Le patient est une personne qui parle et qui désire

Actuellement, ceux qui résistent dans les hôpitaux et le médico-social se battent contre un nouveau fichier, le RIM-P (1), qui viole le secret professionnel. Les assurances auront accès à ces données. Aujourd’hui nous sommes dans l’ère des DSM (2) : le 5e ! Ce ne sont absolument pas des traités de psychiatrie et de recherche du fonctionnement psychique singulier, ce sont des manuels simplifiés de classification des comportements sociaux.

C’est ce qui conduit, par exemple un certain président, à considérer que les schizophrènes sont tous dangereux.

C’est ce qui conduit à parler d’« hyperactivité » quand un enfant est angoissé et angoisse son entourage, pour lui prescrire de la Ritaline (laboratoire Novartis) et refuser de l’écouter.

C’est ce qui conduit à considérer qu’un acte effectivement grave, comme un viol ou un meurtre, résume un sujet, et que la répétition d’un passage à l’acte tient de la responsabilité de ceux qui assument le risque de leurs métiers en écoutant et en soignant des gens qui vont mal.

C’est ce qui conduit à remplir des prisons pour rendre encore plus folles des personnes qui le sont déjà et rendre fous leurs geôliers… La multiplication des appels nous donne la lecture de ces pétitions comme les signes multiples d’une maladie de civilisation qu’il conviendrait de traiter au-delà de ses symptômes. Une civilisation qui hait toujours davantage la culture, la pensée, le langage. Une civilisation qui se passerait de l’homme, de ses a-normalités, de sa complexité sexuelle et de ses sublimations créatives, de son génie à la mesure de sa capacité barbare.

Les professionnels des secteurs du soin, de la recherche, du travail social, de l’éducation, de la justice, de l’information, de la culture sont touchés, blessés parfois à mort par la même logique qui commence toujours par une attaque narcissique méprisante : à quoi servez-vous ? N’êtes-vous pas privilégiés ? Vous savez ce que vous coûtez ? La porte est ouverte à la dé-qualification. On remplace les métiers par des tâches. Le projet de remise en cause des deux conventions collectives 51 et 66 qui concernent les métiers du social, du médico-social et une partie de ceux de la santé, en est la méprisable illustration. L’un des symptômes. Mais ce mépris ne concerne pas que les professionnels. Nous sommes pris dans une logique consumériste de l’immédiateté, de l’injonction d’une jouissance immédiate profondément mortifère, la négation de l’humain dans l’homme. Au nom d’une idéologie du profit et de la rentabilité, nous traçons l’homme comme une marchandise.

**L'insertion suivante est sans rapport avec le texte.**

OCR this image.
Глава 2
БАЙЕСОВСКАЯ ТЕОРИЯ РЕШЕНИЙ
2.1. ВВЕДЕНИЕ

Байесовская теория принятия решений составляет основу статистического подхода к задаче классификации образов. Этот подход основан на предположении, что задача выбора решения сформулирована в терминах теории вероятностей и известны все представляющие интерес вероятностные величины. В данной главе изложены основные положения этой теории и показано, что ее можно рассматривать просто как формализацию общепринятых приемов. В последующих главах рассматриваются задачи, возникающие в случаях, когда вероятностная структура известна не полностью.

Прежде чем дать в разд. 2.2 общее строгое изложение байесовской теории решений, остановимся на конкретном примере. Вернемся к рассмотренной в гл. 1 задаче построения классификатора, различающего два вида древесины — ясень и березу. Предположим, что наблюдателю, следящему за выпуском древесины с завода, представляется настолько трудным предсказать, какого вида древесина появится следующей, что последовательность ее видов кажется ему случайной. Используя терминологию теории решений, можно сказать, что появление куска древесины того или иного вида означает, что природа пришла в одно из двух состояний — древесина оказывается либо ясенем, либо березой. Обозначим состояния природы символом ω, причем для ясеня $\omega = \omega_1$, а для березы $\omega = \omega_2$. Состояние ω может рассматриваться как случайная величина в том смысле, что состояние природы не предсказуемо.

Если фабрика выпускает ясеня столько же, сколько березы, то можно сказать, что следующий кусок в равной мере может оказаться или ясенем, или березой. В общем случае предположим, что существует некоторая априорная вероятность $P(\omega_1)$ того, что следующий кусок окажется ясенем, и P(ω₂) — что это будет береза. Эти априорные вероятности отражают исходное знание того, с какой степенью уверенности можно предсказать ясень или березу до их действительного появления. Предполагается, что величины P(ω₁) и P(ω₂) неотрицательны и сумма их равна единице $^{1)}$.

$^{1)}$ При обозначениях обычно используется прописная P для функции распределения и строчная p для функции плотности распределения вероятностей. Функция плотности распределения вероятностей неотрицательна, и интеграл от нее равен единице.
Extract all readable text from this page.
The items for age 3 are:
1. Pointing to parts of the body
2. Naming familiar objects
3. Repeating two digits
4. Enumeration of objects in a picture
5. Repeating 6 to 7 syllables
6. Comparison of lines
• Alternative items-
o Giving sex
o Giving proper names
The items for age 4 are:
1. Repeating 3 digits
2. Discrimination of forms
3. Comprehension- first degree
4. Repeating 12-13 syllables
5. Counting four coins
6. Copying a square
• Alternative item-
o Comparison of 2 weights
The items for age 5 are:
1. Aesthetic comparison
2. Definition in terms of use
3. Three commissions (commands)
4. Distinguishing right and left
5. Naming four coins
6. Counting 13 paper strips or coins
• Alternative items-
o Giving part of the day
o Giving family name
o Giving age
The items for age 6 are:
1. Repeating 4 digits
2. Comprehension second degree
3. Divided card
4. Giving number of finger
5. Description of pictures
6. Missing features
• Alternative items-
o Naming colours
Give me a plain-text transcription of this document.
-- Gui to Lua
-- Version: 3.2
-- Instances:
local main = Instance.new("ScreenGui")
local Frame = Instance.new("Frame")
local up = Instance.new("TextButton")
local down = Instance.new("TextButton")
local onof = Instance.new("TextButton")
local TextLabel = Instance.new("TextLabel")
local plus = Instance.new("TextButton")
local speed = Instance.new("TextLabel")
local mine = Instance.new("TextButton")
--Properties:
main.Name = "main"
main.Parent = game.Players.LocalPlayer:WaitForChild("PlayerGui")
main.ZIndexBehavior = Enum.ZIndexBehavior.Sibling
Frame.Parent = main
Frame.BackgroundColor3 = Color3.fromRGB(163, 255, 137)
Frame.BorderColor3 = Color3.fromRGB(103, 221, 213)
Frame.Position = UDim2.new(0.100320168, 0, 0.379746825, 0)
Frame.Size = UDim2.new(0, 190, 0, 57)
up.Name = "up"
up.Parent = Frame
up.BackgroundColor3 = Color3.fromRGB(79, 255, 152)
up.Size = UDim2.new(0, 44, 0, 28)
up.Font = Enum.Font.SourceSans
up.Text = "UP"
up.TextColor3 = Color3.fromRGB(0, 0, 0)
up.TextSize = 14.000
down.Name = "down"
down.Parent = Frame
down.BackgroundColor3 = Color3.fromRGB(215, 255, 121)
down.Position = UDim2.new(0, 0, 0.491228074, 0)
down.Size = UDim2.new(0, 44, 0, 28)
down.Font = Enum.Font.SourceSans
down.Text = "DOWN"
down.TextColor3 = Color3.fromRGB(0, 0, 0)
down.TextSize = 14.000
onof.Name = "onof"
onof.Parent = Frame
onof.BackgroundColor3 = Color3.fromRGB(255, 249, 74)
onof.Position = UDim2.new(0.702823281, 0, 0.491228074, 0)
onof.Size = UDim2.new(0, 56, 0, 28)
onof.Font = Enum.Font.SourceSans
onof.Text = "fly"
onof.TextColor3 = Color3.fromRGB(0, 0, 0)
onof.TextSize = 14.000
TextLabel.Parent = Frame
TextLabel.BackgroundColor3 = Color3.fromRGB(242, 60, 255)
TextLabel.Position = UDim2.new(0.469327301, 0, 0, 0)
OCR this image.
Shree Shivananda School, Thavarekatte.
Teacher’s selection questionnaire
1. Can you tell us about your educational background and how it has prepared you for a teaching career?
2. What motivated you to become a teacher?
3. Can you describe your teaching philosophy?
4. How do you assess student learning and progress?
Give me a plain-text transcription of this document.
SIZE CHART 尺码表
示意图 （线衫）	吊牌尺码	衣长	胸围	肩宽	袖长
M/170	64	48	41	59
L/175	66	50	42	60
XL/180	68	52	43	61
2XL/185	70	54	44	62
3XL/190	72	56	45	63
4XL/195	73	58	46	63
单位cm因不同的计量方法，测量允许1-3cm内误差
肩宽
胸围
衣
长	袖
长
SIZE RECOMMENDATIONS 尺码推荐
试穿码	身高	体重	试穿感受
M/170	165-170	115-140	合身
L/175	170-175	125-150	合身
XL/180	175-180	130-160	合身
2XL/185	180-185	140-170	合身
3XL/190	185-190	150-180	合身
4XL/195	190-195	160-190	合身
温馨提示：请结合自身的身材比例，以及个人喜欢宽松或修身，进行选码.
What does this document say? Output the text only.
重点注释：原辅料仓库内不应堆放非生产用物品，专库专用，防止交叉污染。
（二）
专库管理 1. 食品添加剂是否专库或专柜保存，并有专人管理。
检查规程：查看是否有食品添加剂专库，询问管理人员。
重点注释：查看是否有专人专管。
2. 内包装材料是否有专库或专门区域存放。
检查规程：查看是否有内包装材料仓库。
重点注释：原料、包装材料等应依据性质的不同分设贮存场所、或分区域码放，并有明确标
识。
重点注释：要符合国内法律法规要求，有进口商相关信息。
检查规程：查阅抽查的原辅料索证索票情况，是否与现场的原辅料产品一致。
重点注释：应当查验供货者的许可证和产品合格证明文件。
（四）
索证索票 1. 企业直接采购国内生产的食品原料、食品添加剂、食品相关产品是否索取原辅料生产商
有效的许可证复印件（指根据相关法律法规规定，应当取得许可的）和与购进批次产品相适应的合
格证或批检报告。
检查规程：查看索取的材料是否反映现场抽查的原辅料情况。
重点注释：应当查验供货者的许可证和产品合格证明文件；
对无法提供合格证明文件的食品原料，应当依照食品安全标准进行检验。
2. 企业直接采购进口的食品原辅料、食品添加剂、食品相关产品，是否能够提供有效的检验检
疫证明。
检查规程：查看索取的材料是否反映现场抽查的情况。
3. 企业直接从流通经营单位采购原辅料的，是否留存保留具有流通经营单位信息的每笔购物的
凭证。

Alors comment allons-nous re-construire ? Un certain nombre de constats laissent penser qu’il y a au moins, dans les projets de loi, dans les décrets, plans de santé mentale et préventions de la délinquance depuis la loi 2002-2, de très importantes incohérences. Leurs effets sont dévastateurs pour les patients et pour les professionnels dans les institutions. En conséquence, un « quart de tour » est à faire à cette loi pour que le législateur respecte le patient en le situant non comme un objet de soin au moindre coût mais comme une personne qui parle et qui désire.

L’Appel des appels milite pour l’insurrection des consciences et veut s’inscrire dans la durée, remettre de la pensée en mouvement, de la création, du subversif. Ce sont ou ce seront les comités locaux, avec leur diversité, qui seront déterminants de l’avenir de ce mouvement transversal comme à Bordeaux, Toulouse, Marseille, Lille, Strasbourg, Brest, Bruxelles. Mais ça ne va pas de soi.

L’Appel des appels, un an plus tard, est connu comme un des points de ralliement, de croisement et de coordination des résistances. Le travail continue, il est double : transversalité et réflexion commune. D’abord, établir des liens concrets entre des activités qui subissent toutes la même normalisation professionnelle. Cela se fait dans les comités locaux et par toutes les alliances locales et nationales tissées entre associations, syndicats et collectifs.

Ce qui lie dans ce que nous vivons est plus fort que ce qui sépare nos activités spécialisées. Tout ce travail a été amplement et régulièrement relayé par les médias, radios, France Inter, Culture, RFI… ; télévisions, France 3, Canal Plus ; presse, le Monde, Libé, l’Huma, Marianne.


(1) Recueil d’information médicalisé en psychiatrie.

(2) Diagnostic and Statistical Manual of Mental Disorder.